How can our relationship survive our daughter's health crisis?
anonymous Asks ...
Our 5 year old daughter has neuroblastoma. We have tried conventional treatments and nothing is working. We have researched some more aggressive alternative stem cell treatments. My wife and I cannot agree on what we should do. My wife wants to go overseas to enroll in an experimental protocol. This treatment would be quite hard on my daughter. Our doctor says that at this point there is little that can be done and he is skeptical about the experimental treatment we have been researching. He says at best we would just be prolonging her suffering. This is an awful decision but I do not think we should do this, but if we don’t I do not think my wife will ever forgive me for not trying. I do not know if our marriage can survive this anyway. How can we get through this OK, whatever we decide to do?
Penny Bell Says ...
I can only imagine the stress both you and your wife must be experiencing right now. Your anxiety must be through the roof. Making a major decision like this in the middle of crisis has got to be one of the most difficult things one would ever have to do in life, especially with so much hanging in the balance, including your relationship with one another.
Because this seems to be a question more about your relationship in the marriage I will answer it from a relationship counselling viewpoint. It sounds like you have been together on this journey so far, and in that you have done well. You have researched other treatments together but now are not in agreement as to whether to go ahead or not. You both want the best for your daughter but disagree about what that “best” would be.

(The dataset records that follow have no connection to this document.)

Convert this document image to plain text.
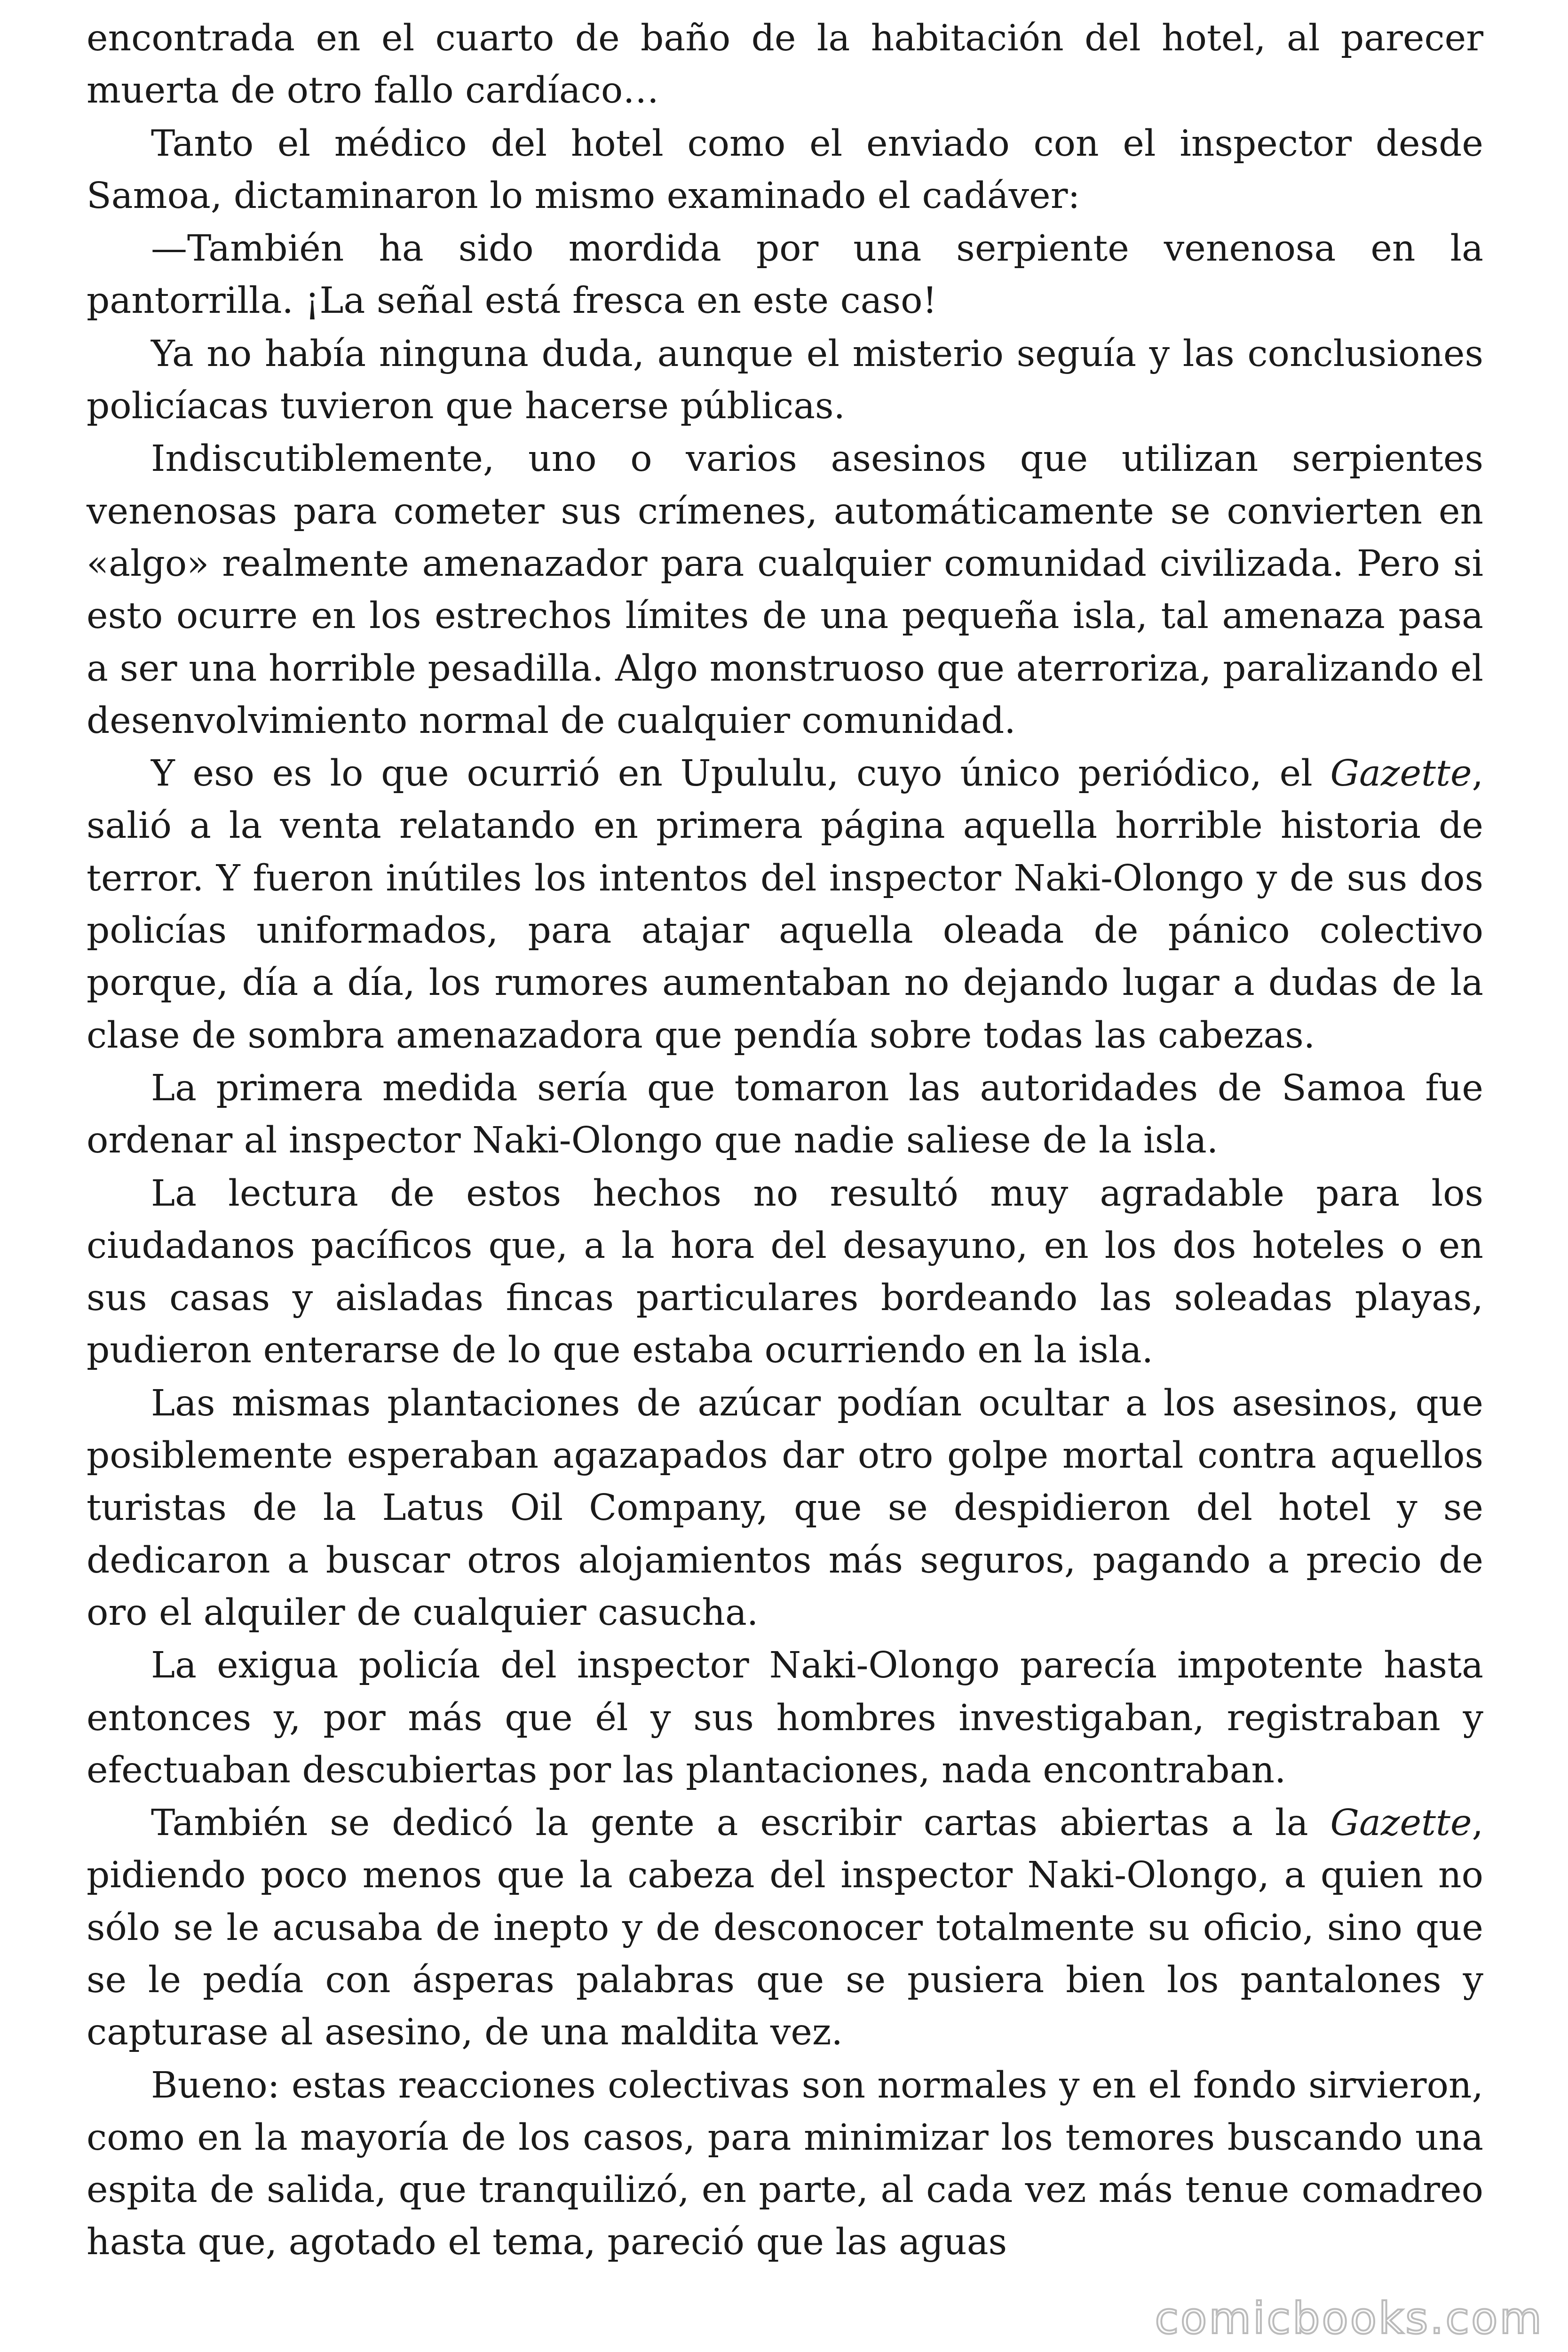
encontrada en el cuarto de baño de la habitación del hotel, al parecer muerta de otro fallo cardíaco…

Tanto el médico del hotel como el enviado con el inspector desde Samoa, dictaminaron lo mismo examinado el cadáver:

—También ha sido mordida por una serpiente venenosa en la pantorrilla. ¡La señal está fresca en este caso!

Ya no había ninguna duda, aunque el misterio seguía y las conclusiones policíacas tuvieron que hacerse públicas.

Indiscutiblemente, uno o varios asesinos que utilizan serpientes venenosas para cometer sus crímenes, automáticamente se convierten en «algo» realmente amenazador para cualquier comunidad civilizada. Pero si esto ocurre en los estrechos límites de una pequeña isla, tal amenaza pasa a ser una horrible pesadilla. Algo monstruoso que aterroriza, paralizando el desenvolvimiento normal de cualquier comunidad.

Y eso es lo que ocurrió en Upululu, cuyo único periódico, el Gazette, salió a la venta relatando en primera página aquella horrible historia de terror. Y fueron inútiles los intentos del inspector Naki-Olongo y de sus dos policías uniformados, para atajar aquella oleada de pánico colectivo porque, día a día, los rumores aumentaban no dejando lugar a dudas de la clase de sombra amenazadora que pendía sobre todas las cabezas.

La primera medida sería que tomaron las autoridades de Samoa fue ordenar al inspector Naki-Olongo que nadie saliese de la isla.

La lectura de estos hechos no resultó muy agradable para los ciudadanos pacíficos que, a la hora del desayuno, en los dos hoteles o en sus casas y aisladas fincas particulares bordeando las soleadas playas, pudieron enterarse de lo que estaba ocurriendo en la isla.

Las mismas plantaciones de azúcar podían ocultar a los asesinos, que posiblemente esperaban agazapados dar otro golpe mortal contra aquellos turistas de la Latus Oil Company, que se despidieron del hotel y se dedicaron a buscar otros alojamientos más seguros, pagando a precio de oro el alquiler de cualquier casucha.

La exigua policía del inspector Naki-Olongo parecía impotente hasta entonces y, por más que él y sus hombres investigaban, registraban y efectuaban descubiertas por las plantaciones, nada encontraban.

También se dedicó la gente a escribir cartas abiertas a la Gazette, pidiendo poco menos que la cabeza del inspector Naki-Olongo, a quien no sólo se le acusaba de inepto y de desconocer totalmente su oficio, sino que se le pedía con ásperas palabras que se pusiera bien los pantalones y capturase al asesino, de una maldita vez.

Bueno: estas reacciones colectivas son normales y en el fondo sirvieron, como en la mayoría de los casos, para minimizar los temores buscando una espita de salida, que tranquilizó, en parte, al cada vez más tenue comadreo hasta que, agotado el tema, pareció que las aguas

comicbooks.com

I guess if I were your counsellor I would be asking you both several questions before we went ahead with any kind of mediation or decision making process. Firstly, I would want to know how polarised you both are – how strongly do you believe experimental treatment would be wrong and how strongly does your wife belief it would be right? You could both scale your responses from 1-10. Secondly I would want to know how damaging this polarisation is in each of your views to your relationship with one another, again, on the scale. Thirdly, if your wife went ahead without your agreement, or vice versa (if this was possible of course), where would that leave each of you in the relationship? And finally, I would want to explore with you both every possible outcome from those decisions and how each would be for both of you individually and relationally.
Once each of your positions and emotions have been thoroughly heard by each other we would then be able to go ahead with some negotiating, but not until then. As you see this would be a process that might take a couple of sessions. And that is what I am going to suggest to you now. This is far too important a decision to be made without knowing as much as possible about how it will affect both of you, and I would like to see you work through this with a skilled relationship counsellor rather than try to sort it out in your own minds. That way you will both be clear about how each feels and why, and be able to make the decision as a team rather than two individuals. With one another’s support you will be so much better equipped to travel the rest of this journey with your daughter. As well, it would be wise to add to this mutual support some other forms, be it church, community or hospital support groups, so that you do not feel as if you are carrying this all on your own.